The EC’s ‘Open Research Europe’ Open Access publishing platform will facilitate the sharing of research results, but scientists see some flaws in the system.

Publishing research articles Open Access will become even easier for grantees of the European R&I Framework Programmes in the future. As announced earlier this year (see SwissCore article), the European Commission (EC) launched their own Open Access Publishing Platform ‘Open Research Europe’ in cooperation with F1000 Research, an open access publishing platform supporting data deposition and sharing, on 26 November. The platform will offer fast publication and open peer review for research stemming from Horizon 2020 funding across all subject areas. Later, the platform may also extend to research of the new R&I Framework Programme Horizon Europe.

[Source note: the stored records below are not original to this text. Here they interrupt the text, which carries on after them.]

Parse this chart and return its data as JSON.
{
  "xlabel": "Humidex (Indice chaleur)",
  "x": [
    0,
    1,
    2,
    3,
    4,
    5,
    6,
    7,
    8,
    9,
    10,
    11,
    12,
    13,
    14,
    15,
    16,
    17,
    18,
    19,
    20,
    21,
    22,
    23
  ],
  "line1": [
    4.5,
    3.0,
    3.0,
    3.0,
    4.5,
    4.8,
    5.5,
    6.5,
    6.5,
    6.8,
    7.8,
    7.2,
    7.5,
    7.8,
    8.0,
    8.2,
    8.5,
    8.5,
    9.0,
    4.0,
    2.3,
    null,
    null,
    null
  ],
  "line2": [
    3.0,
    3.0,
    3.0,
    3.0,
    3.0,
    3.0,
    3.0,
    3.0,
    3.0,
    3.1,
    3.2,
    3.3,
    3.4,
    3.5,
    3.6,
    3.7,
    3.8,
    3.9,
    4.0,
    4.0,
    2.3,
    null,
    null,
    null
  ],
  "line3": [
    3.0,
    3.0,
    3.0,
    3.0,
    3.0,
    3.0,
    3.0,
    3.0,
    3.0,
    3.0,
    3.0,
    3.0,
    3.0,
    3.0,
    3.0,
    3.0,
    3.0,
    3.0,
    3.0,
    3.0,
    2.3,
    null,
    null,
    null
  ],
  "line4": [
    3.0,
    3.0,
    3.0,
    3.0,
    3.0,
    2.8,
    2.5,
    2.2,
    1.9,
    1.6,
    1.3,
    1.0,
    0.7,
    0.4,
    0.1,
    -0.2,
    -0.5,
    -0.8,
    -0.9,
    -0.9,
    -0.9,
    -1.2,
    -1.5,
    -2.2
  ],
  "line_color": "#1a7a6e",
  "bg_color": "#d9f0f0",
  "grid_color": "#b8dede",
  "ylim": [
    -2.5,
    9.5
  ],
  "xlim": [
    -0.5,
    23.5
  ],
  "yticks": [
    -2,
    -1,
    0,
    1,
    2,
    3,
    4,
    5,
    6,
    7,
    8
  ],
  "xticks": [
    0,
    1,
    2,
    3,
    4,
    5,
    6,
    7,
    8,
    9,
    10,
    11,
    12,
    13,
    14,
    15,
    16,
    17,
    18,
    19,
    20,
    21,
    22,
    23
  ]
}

Researchers can start submitting their results as early as December 2020, and the articles will become available online soon in early 2021. The platform enables researchers to publish any research they wish to share, supporting reproducibility, transparency and impact. It uses an open research-publishing model, which will see publication within only days of submission, followed by open invited peer review. Expert reviewers will be selected and invited, and their reviews and names will be published alongside the article, together with the authors’ responses and comments from registered users. To facilitate reuse, reanalysis and replication of results, articles published on the platform will include citations to all supporting data and materials. All Horizon 2020 grantees are eligible to publish at no cost to them.

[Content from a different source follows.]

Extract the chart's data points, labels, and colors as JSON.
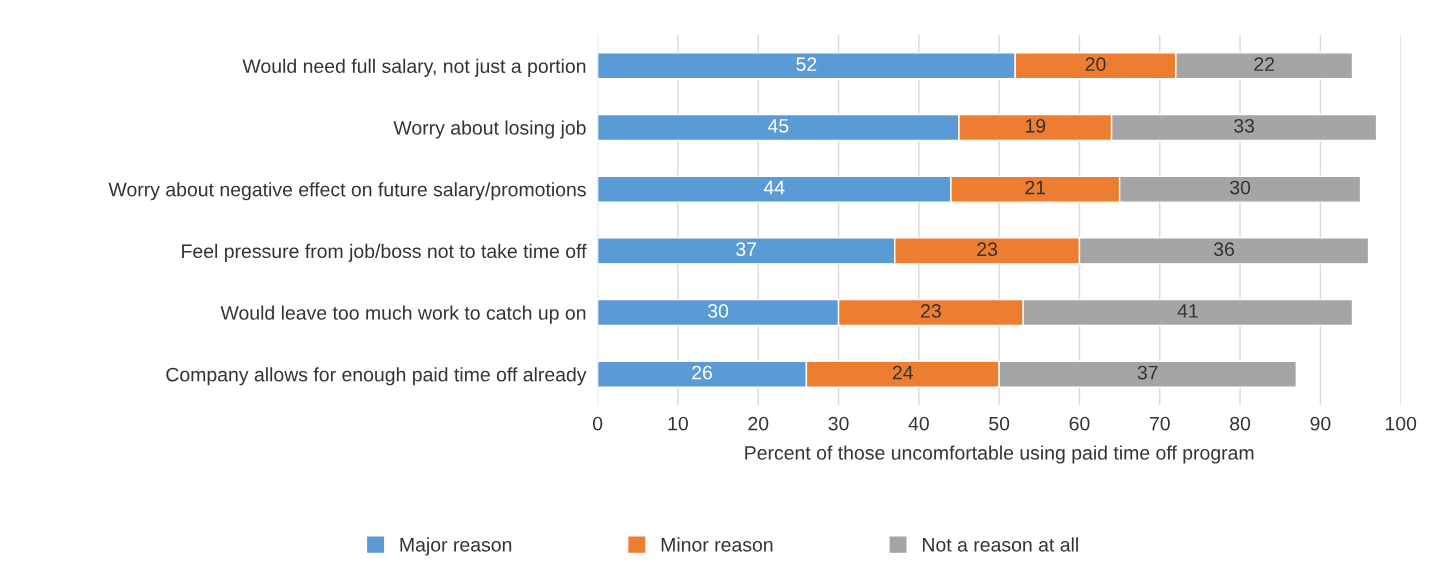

The system is not entirely new; the EC’s initiative follows similar ones already taken by other funders such as the Wellcome Trust or the Bill & Melinda Gates Foundation also in cooperation with F1000. Of course, the initiative’s success also relies on its adoption. The EC’s research and innovation Director-General Jean-Eric Paquet thus reached out directly to Horizon grantees with a letter encouraging the use. However, reactions were mixed. While some welcome the platform as a great new tool, especially for researchers from disciplines with currently less access to Open Access formats such as social sciences and humanities, or to prevent negative results from ending up in a drawer, others remain critical. They doubt the value of publications on the platform for research assessment purposes and grant evaluations by the EU agencies and beyond, as there is no specific statement hinting at such procedure. Fears also concern the open peer review method. Especially excellent young researchers may shy away from reviewing by having to disclose their names openly. They would want to avoid confrontation with more senior authors and may be less critical if reviewing, with a potential impact on the quality of publications. Another source for scepticism is the exclusiveness of the platform to Horizon grantees.

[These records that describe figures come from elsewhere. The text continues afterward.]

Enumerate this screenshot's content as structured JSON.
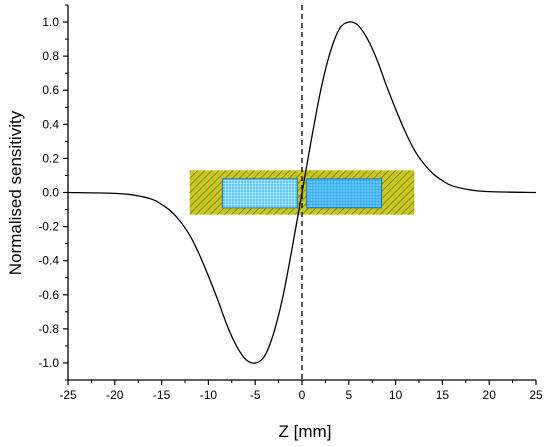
{
  "chart_data": {
    "type": "line",
    "title": "",
    "xlabel": "Z [mm]",
    "ylabel": "Normalised sensitivity",
    "xlim": [
      -25,
      25
    ],
    "ylim": [
      -1.1,
      1.1
    ],
    "x_ticks": [
      -25,
      -20,
      -15,
      -10,
      -5,
      0,
      5,
      10,
      15,
      20,
      25
    ],
    "y_ticks": [
      -1.0,
      -0.8,
      -0.6,
      -0.4,
      -0.2,
      0.0,
      0.2,
      0.4,
      0.6,
      0.8,
      1.0
    ],
    "y_tick_labels": [
      "-1.0",
      "-0.8",
      "-0.6",
      "-0.4",
      "-0.2",
      "0.0",
      "0.2",
      "0.4",
      "0.6",
      "0.8",
      "1.0"
    ],
    "grid": false,
    "series": [
      {
        "x": [
          -25,
          -20,
          -18,
          -16,
          -15,
          -14,
          -13,
          -12,
          -11,
          -10,
          -9,
          -8,
          -7,
          -6,
          -5,
          -4,
          -3,
          -2,
          -1,
          0,
          1,
          2,
          3,
          4,
          5,
          6,
          7,
          8,
          9,
          10,
          11,
          12,
          13,
          14,
          15,
          16,
          18,
          20,
          25
        ],
        "y": [
          0.0,
          -0.005,
          -0.015,
          -0.04,
          -0.07,
          -0.11,
          -0.17,
          -0.25,
          -0.36,
          -0.49,
          -0.63,
          -0.78,
          -0.9,
          -0.98,
          -1.0,
          -0.96,
          -0.82,
          -0.6,
          -0.31,
          0.0,
          0.31,
          0.6,
          0.82,
          0.96,
          1.0,
          0.98,
          0.9,
          0.78,
          0.63,
          0.49,
          0.36,
          0.25,
          0.17,
          0.11,
          0.07,
          0.04,
          0.015,
          0.005,
          0.0
        ],
        "color": "#000000"
      }
    ],
    "reference_line": {
      "x": 0,
      "style": "dashed",
      "color": "#000000"
    },
    "inset_diagram": {
      "outer_rect": {
        "x": [
          -12,
          12
        ],
        "y": [
          -0.13,
          0.13
        ],
        "fill": "#c8c81e",
        "hatch": "#6b6b12"
      },
      "coils": [
        {
          "x": [
            -8.5,
            -0.5
          ],
          "y": [
            -0.09,
            0.08
          ],
          "fill": "#5ac8ff",
          "grid": "#ffffff",
          "border": "#1f6fbf"
        },
        {
          "x": [
            0.5,
            8.5
          ],
          "y": [
            -0.09,
            0.08
          ],
          "fill": "#5ac8ff",
          "grid": "#2e8fd6",
          "border": "#1f6fbf"
        }
      ]
    }
  }
}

The launch of the new platform is only one element in a general push from the EC towards Open Access. Open Access rules for Horizon Europe will follow mostly the rules laid out by Plan S, an initiative of a consortium of mostly European funders, which forbids grantees to publish their results behind pay-walls. Results stemming from Horizon Europe funded research will have to be published Open Access immediately via repository and the EC will only cover publication fees in full Open Access venues.